The stock market is fundamentally rigged. Every week a portion of millions of paychecks go in. It has to go up. The gamers wait for it to go up 11% then take they profits dropping the price 11%. Then they repeat. It's been like this since the end of the .com bubble.
What is truly amazing is that with all this massive influx in capital every week, values would remain quite volatile. The VIX (volatility index) has stayed up near 40 for most of the last two weeks.
Even more interesting is that a lot of mutual fund managers have been saying many private individuals have been pulling their portfolios in favor of cash or treasury investments. Since people have been pulling their long term investments in such high numbers, and ceasing to input more money into stocks, I would expect some steady but serious declines. Until people gain confidence in the market again, they will continue to deinvest.

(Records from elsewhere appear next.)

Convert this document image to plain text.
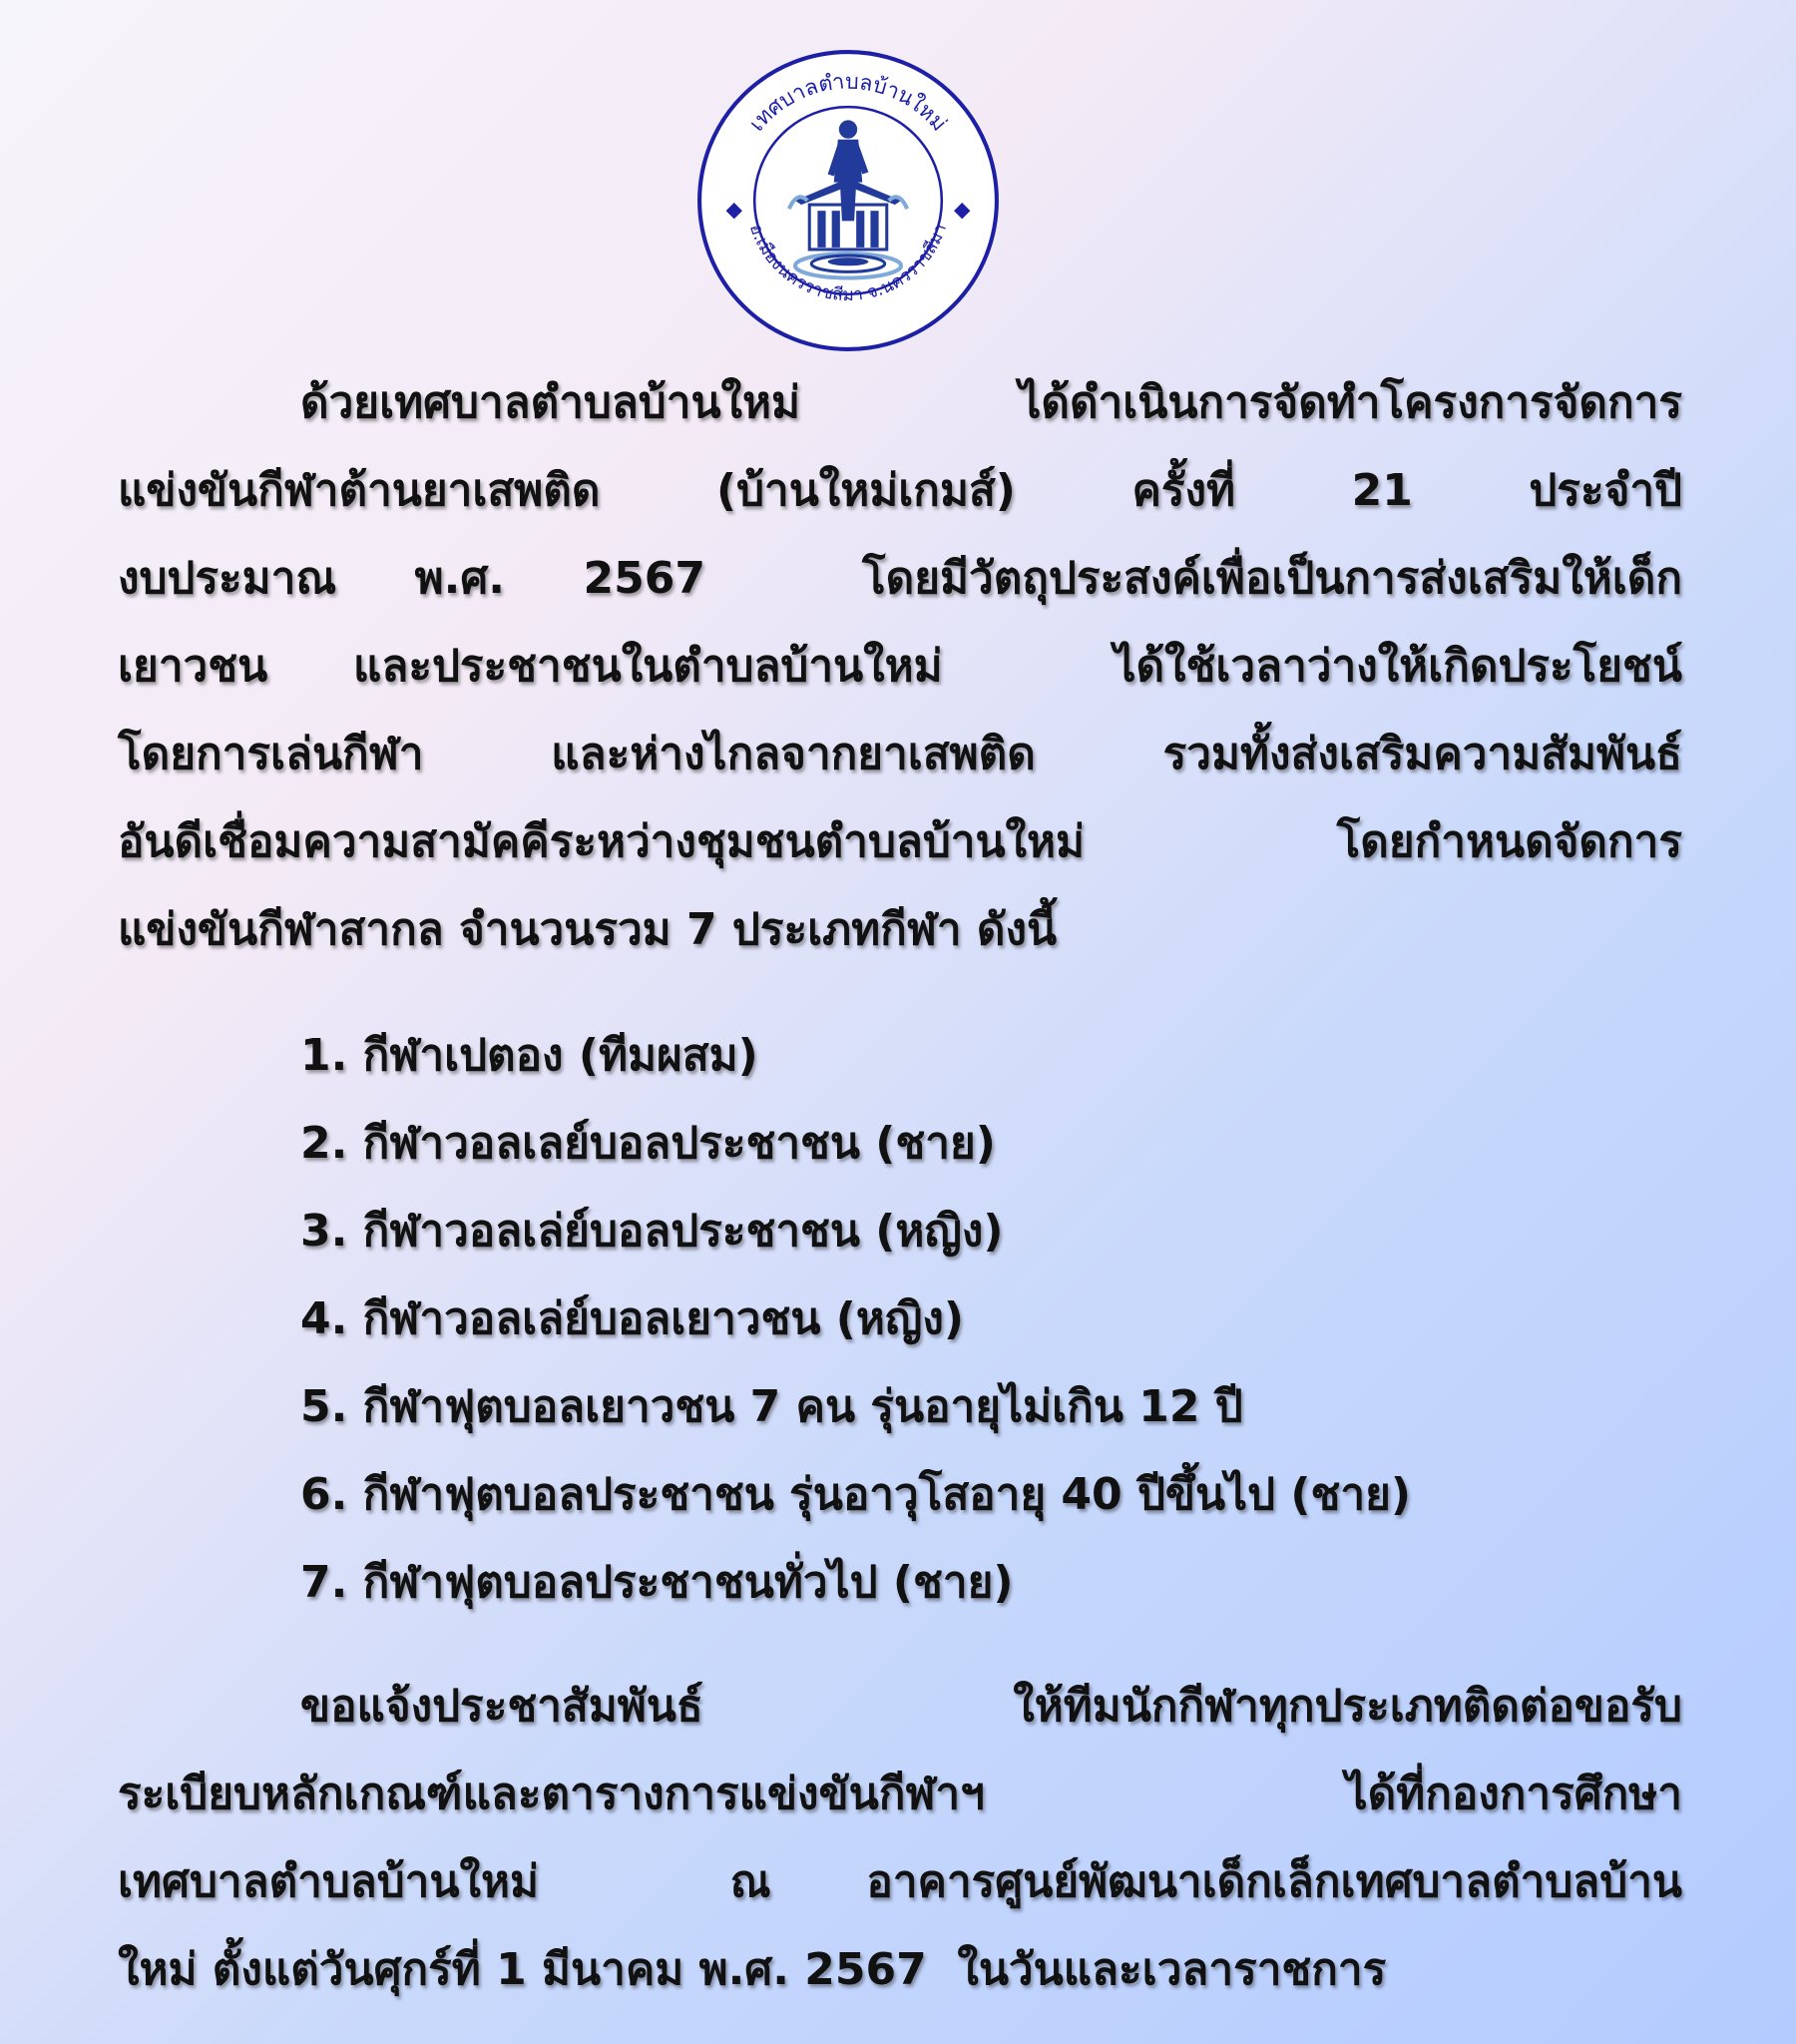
เทศบาลตำบลบ้านใหม่
อ.เมืองนครราชสีมา จ.นครราชสีมา

ด้วยเทศบาลตำบลบ้านใหม่  ได้ดำเนินการจัดทำโครงการจัดการ

แข่งขันกีฬาต้านยาเสพติด (บ้านใหม่เกมส์) ครั้งที่ 21 ประจำปี

งบประมาณ พ.ศ. 2567  โดยมีวัตถุประสงค์เพื่อเป็นการส่งเสริมให้เด็ก

เยาวชน และประชาชนในตำบลบ้านใหม่  ได้ใช้เวลาว่างให้เกิดประโยชน์

โดยการเล่นกีฬา และห่างไกลจากยาเสพติด รวมทั้งส่งเสริมความสัมพันธ์

อันดีเชื่อมความสามัคคีระหว่างชุมชนตำบลบ้านใหม่  โดยกำหนดจัดการ

แข่งขันกีฬาสากล จำนวนรวม 7 ประเภทกีฬา ดังนี้

1. กีฬาเปตอง (ทีมผสม)
2. กีฬาวอลเลย์บอลประชาชน (ชาย)
3. กีฬาวอลเล่ย์บอลประชาชน (หญิง)
4. กีฬาวอลเล่ย์บอลเยาวชน (หญิง)
5. กีฬาฟุตบอลเยาวชน 7 คน รุ่นอายุไม่เกิน 12 ปี
6. กีฬาฟุตบอลประชาชน รุ่นอาวุโสอายุ 40 ปีขึ้นไป (ชาย)
7. กีฬาฟุตบอลประชาชนทั่วไป (ชาย)

ขอแจ้งประชาสัมพันธ์ ให้ทีมนักกีฬาทุกประเภทติดต่อขอรับ

ระเบียบหลักเกณฑ์และตารางการแข่งขันกีฬาฯ  ได้ที่กองการศึกษา

เทศบาลตำบลบ้านใหม่  ณ อาคารศูนย์พัฒนาเด็กเล็กเทศบาลตำบลบ้าน

ใหม่ ตั้งแต่วันศุกร์ที่ 1 มีนาคม พ.ศ. 2567  ในวันและเวลาราชการ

This is just a theory, but I would not put it past the Fed and/or the U.S. Treasury to directly invest in the market in order to prop it up. This would be especially true when it hits certain historic markers. I know there are a lot of deal seekers out there, but just anecdotally, I think that the loss of repeat investments through mutual funds would seriously limit the upswing in the market. Unless, of course, you have someone with "unlimited" resources that tries to trick the market to rally from time to time.
If my theory is correct, the dollar market will slowly adapt to the new amount of currency created in the economy and certain prices will rise much faster than normal.